Recently there has been high demand for support from schools that are considering leaving the Teachers' Pension Scheme. Often considered to be a staple element of a teacher’s remuneration package, the TPS has been forced into the spotlight since 2019 when the government increased employer contribution levels by 43 per cent with no enhancement to the benefits enjoyed by members.

For many schools this increase in overheads has proven unviable, forcing some to close, others to consolidate by merging with competitors and many more to leave the TPS and seek an alternative solution. 

In March 2019 there were 1,171 independent schools in the TPS; since that date 245 schools have opted to leave the TPS altogether and circa 170 are actively considering their options with no signs of the trend slowing.

The elephant in the room for schools is the next governmental cost review, which will define the contribution levels of both employers and their employees for the following few years. 

It has been delayed until 2024 to accommodate the estimated £17bn overall cost of the 'McCloud Remedy', that will correct the discrimination inflicted on the majority of members when all public service pension schemes moved from a final salary arrangement to career average in 2015. 

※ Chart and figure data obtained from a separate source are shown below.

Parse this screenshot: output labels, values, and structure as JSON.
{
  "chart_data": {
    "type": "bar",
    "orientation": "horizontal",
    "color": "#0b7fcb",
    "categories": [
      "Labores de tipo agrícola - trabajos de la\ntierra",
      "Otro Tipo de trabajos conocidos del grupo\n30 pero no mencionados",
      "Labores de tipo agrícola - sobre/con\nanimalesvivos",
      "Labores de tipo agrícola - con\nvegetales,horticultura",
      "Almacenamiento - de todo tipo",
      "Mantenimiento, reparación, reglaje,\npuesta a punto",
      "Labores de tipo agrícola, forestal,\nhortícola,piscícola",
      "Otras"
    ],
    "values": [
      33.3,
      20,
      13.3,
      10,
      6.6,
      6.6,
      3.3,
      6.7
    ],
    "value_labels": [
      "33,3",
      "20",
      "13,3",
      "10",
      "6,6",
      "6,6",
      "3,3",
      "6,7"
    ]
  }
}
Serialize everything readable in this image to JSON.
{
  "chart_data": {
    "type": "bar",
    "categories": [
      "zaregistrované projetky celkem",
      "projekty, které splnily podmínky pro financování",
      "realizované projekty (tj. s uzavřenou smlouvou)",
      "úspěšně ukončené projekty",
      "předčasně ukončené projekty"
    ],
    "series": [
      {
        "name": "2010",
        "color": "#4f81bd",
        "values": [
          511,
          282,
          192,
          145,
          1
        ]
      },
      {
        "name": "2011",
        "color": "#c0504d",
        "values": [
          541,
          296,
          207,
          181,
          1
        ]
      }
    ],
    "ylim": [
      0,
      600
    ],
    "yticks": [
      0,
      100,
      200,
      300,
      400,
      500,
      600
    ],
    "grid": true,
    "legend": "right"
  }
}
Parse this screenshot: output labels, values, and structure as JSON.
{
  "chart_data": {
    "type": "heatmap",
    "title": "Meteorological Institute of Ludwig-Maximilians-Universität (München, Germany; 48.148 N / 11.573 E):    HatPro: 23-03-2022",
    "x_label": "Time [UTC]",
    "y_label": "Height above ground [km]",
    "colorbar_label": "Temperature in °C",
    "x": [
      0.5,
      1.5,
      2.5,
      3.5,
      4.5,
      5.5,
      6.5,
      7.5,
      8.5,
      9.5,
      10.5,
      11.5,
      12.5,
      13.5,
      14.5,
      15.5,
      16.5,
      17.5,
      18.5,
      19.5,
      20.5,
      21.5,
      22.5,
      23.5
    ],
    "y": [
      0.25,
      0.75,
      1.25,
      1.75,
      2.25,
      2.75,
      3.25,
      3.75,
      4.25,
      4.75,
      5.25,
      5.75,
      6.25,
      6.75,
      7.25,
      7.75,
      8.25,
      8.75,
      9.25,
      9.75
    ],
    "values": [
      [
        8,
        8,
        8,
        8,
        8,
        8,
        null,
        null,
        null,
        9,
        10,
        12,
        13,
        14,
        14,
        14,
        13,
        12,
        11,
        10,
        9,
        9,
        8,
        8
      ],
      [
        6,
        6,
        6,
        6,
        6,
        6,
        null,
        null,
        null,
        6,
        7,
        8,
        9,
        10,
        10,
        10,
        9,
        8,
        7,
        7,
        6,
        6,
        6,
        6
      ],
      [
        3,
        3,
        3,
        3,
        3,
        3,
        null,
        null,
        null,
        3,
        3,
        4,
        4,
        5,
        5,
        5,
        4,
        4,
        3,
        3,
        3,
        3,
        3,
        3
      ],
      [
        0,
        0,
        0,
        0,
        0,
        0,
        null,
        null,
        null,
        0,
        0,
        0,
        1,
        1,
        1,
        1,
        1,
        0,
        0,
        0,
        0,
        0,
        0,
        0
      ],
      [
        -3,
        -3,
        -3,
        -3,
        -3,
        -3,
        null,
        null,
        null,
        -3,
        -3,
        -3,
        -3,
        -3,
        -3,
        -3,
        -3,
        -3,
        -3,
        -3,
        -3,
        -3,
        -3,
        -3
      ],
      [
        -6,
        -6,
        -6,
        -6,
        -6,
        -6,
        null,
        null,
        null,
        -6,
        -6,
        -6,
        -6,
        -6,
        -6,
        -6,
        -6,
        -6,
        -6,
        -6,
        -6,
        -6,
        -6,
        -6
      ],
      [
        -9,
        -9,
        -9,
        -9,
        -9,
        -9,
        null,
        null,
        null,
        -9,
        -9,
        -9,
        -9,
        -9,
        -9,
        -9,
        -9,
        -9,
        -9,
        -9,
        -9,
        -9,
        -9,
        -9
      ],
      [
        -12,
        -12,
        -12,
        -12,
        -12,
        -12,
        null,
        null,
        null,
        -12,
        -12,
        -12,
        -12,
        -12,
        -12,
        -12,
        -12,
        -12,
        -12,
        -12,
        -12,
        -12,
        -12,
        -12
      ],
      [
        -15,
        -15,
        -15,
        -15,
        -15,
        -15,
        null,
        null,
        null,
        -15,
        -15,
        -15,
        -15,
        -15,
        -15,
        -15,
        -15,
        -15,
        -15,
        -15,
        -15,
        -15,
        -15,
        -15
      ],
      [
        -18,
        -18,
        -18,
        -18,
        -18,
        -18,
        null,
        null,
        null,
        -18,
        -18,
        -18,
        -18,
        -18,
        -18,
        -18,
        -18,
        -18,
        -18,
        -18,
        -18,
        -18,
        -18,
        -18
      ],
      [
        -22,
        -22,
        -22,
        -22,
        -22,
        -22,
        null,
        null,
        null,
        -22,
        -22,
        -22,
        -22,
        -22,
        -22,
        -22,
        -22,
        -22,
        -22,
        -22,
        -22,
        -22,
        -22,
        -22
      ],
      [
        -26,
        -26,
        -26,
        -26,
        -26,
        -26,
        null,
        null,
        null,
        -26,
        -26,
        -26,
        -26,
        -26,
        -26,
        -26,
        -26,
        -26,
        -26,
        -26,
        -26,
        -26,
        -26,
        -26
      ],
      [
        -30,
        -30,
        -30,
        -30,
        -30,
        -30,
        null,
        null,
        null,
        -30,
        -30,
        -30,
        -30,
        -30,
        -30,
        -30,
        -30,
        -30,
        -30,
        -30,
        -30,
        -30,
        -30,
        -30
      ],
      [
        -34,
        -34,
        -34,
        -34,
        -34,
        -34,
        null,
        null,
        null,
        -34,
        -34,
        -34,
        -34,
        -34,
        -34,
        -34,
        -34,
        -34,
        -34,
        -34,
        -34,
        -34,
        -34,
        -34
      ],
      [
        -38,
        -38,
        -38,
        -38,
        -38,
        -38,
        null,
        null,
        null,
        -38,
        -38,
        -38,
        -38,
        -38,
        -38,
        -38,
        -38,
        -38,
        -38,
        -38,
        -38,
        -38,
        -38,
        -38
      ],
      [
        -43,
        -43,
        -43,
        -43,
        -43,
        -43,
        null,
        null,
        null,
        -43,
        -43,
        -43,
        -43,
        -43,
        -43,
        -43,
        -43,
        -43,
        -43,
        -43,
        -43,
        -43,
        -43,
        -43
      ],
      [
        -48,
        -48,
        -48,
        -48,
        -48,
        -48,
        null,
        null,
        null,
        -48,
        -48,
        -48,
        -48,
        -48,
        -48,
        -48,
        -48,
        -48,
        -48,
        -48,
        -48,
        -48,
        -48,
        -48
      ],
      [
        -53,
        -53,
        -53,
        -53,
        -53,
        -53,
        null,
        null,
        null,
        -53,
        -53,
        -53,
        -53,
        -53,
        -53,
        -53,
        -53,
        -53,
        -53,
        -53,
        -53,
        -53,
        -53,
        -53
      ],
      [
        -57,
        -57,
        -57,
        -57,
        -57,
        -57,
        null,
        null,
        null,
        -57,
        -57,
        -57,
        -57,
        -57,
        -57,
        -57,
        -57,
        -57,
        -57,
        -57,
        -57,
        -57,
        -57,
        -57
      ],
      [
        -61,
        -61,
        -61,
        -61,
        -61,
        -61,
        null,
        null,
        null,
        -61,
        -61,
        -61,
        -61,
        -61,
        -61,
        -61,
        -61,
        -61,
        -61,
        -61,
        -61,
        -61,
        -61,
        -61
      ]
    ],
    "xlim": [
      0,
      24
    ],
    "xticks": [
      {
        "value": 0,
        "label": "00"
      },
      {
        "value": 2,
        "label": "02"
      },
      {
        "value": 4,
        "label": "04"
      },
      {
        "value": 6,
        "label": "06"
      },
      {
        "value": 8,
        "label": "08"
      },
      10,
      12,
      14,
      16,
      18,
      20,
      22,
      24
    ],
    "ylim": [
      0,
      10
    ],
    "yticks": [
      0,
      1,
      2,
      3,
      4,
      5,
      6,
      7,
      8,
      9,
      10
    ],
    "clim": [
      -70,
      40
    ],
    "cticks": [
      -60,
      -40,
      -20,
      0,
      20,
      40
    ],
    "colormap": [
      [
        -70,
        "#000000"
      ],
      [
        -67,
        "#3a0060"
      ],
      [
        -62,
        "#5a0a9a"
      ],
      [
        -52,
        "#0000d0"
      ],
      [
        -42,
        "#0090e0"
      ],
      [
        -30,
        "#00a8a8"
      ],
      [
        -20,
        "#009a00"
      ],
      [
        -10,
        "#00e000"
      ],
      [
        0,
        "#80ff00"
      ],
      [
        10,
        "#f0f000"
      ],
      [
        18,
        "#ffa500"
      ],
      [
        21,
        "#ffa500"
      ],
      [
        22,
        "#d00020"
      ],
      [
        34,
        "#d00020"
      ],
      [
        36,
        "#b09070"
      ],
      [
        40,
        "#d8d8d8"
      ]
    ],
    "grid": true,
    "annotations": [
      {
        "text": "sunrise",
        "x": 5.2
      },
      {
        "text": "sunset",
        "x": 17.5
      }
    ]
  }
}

The level of future contributions being imposed on schools and staff is the subject of much speculation. Actuarial reports commissioned by the Independent Schools' Bursars Association suggest a further cost increase of between 27 per cent and 40 per cent, but what is certain is that few independent schools can afford any significant increase at all.

The TPS is deemed virtually sacrosanct by its members who accept salaries far lower than equally qualified professionals outside the education sector, in exchange for the certainty they perceive the TPS will give them in retirement. They have seen colleagues retiring on generous final salary benefits and assume that, as fellow TPS members, they share the same destiny. 

For financial planners, a considerable challenge is in 'educating the educators'. There are few substantial options or choices to make while accruing service in the TPS, beyond being a member or opting out of it all together. 

Consequently, it is common for teachers to join the TPS and then give it little more thought until retirement approaches, while they focus on what is a fulfilling but demanding career. The McCloud court case has highlighted that the TPS has already changed substantially, in the benefits provided and the date they are provided, twice within the past 15 years. It is no longer the final salary pension scheme that many believe it to be.